A mi me proponen algo que implique monte y gastronomía y se me van los pies solos, vaya eso por delante. Por eso no me costó nada plantearme hacer casi dos horas de coche para visitar un proyecto que ya desde lejos me daba muy buenas sensaciones. Primero a Lugo, de allí a Sárria, después se busca la carretera de Samos, se continúa hasta Triacastela, se toma una desviación que va ascendiendo por el valle de un arroyo y, cuando esta se va estrechando, una pista de tierra que se interna entre los árboles. Al otro lado del bosque y tras atravesar la aldea abandonada viven Jordi y sus vacas cachenas.
La raza cachena es una de las variedades autóctonas del noroeste peninsular. Prácticamente desaparecida hace un par de décadas, hoy hay un puñado de explotaciones que han conseguido remontar el censo. Es la variedad vacuna más pequeña, así que su escaso potencial cárnico y como animal de tiro jugó siempre en su contra. Y es cierto que sorprende, acostumbrado a las enormes frisonas lecheras de mi zona, encontrarse al lado de una vaca que tiene un tamaño ligeramente mayor que el de un mastín o un San Bernardo.
Sin embargo, el tamaño no es la única peculiaridad de las cachenas. Tienen una mirada inteligente, te observan con curiosidad. Y como dice Jordi, parecen haber tenido algún cruce de cabras en su árbol genealógico: suben por pendientes imposibles, saltan, son sorprendentemente ágiles. Una mañana se encontró a una de las jóvenes de la manada subida al tejado, ramoneando los hierbajos que nacen entre las lajas de pizarra.
CRÍA EN LIBERTAD
Las cachenas de San Breixo (ese es el nombre de la aldea y de la explotación) pastan en semi-libertad. Es cierto que vuelven para comer y ser ordeñadas, pero lo hacen por que quieren. La finca es enorme, incluye prados y bosques de castaños, pero muchas veces traspasan los límites y se internan en el bosque. Cuando una vaca preñada siente que va a parir se interna entre los árboles y vuelve al cabo de unos días acompañada de su ternero.
Las he visto comer castañas directamente de los árboles y Jordi me contaba que en otoño son muy aficionadas a los boletus y otras setas que se dan en la finca. Son animales casi salvajes y, sin embargo, se acercan sin miedo al cuidador, saben el camino del establo y entran sin reparos. La perra Kenia las vigila y a veces parece una más del grupo. Creo que son cosas que hablan de cuál es el grado de confort para ellas allí, así que todas esas dudas sobre el maltrato animal y el sufrimiento que suelen sobrevolarme cuando se habla de producción cárnica desaparecen rápido. Aquí viven en su hábitat natural, disfrutan de espacio, de pastos y de la compañía de otros de su especie, son cuidadas y tienen el alimento asegurado. Ojalá todas las explotaciones se parecieran, aunque solamente fuera un poco, a lo que vimos en San Breixo.
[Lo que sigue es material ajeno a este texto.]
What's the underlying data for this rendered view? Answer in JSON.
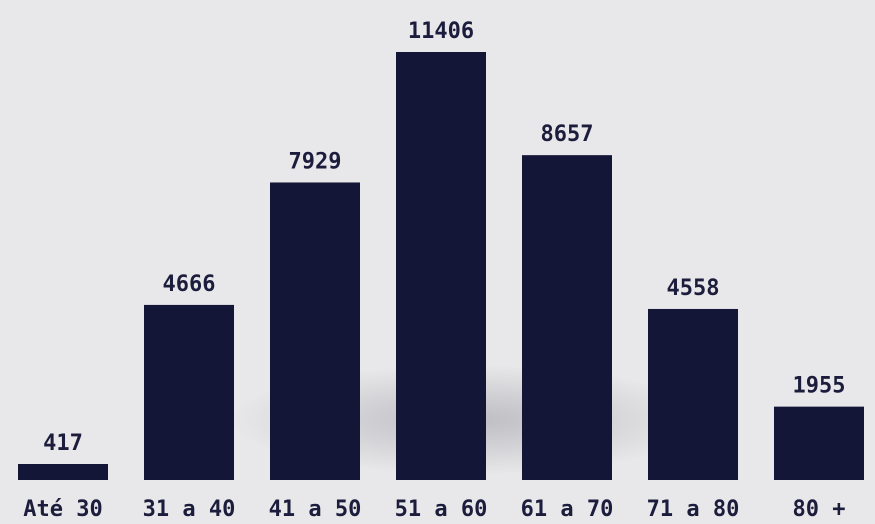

Jordi se encarga de todo el proceso, desde el nacimiento de las reses, hasta el traslado al matadero de Sarria, apenas a media hora en coche. El sacrificio y el despiece son lo único que no lleva a cabo personalmente, aunque sí que se realizan bajo su supervisión. Una vez que recibe las canales o las piezas encargadas él continúa con el trabajo. Investiga nuevos cortes y las posibilidades de cada pieza. Más allá de los tradicionales solomillos, tapa o falda el día que estuvimos allí nos propuso una picanha al estilo brasileiro. No se conforma con ir a lo seguro y está convencido del potencial de los animales con los que convive.
Es curioso cómo visitar una explotación en la que todo se explica de manera natural, dando acceso a todo el proceso y a las instalaciones que se utilizan en él, ayuda a sacarse de encima muchas dudas. He ido a San Breixo, he visto una pequeña explotación familiar que funciona, he pasado la tarde entre vacas de una especie que hace unos años estaba condenada a desaparecer. Y además la carne es realmente sabrosa. No puedo pedir mucho más.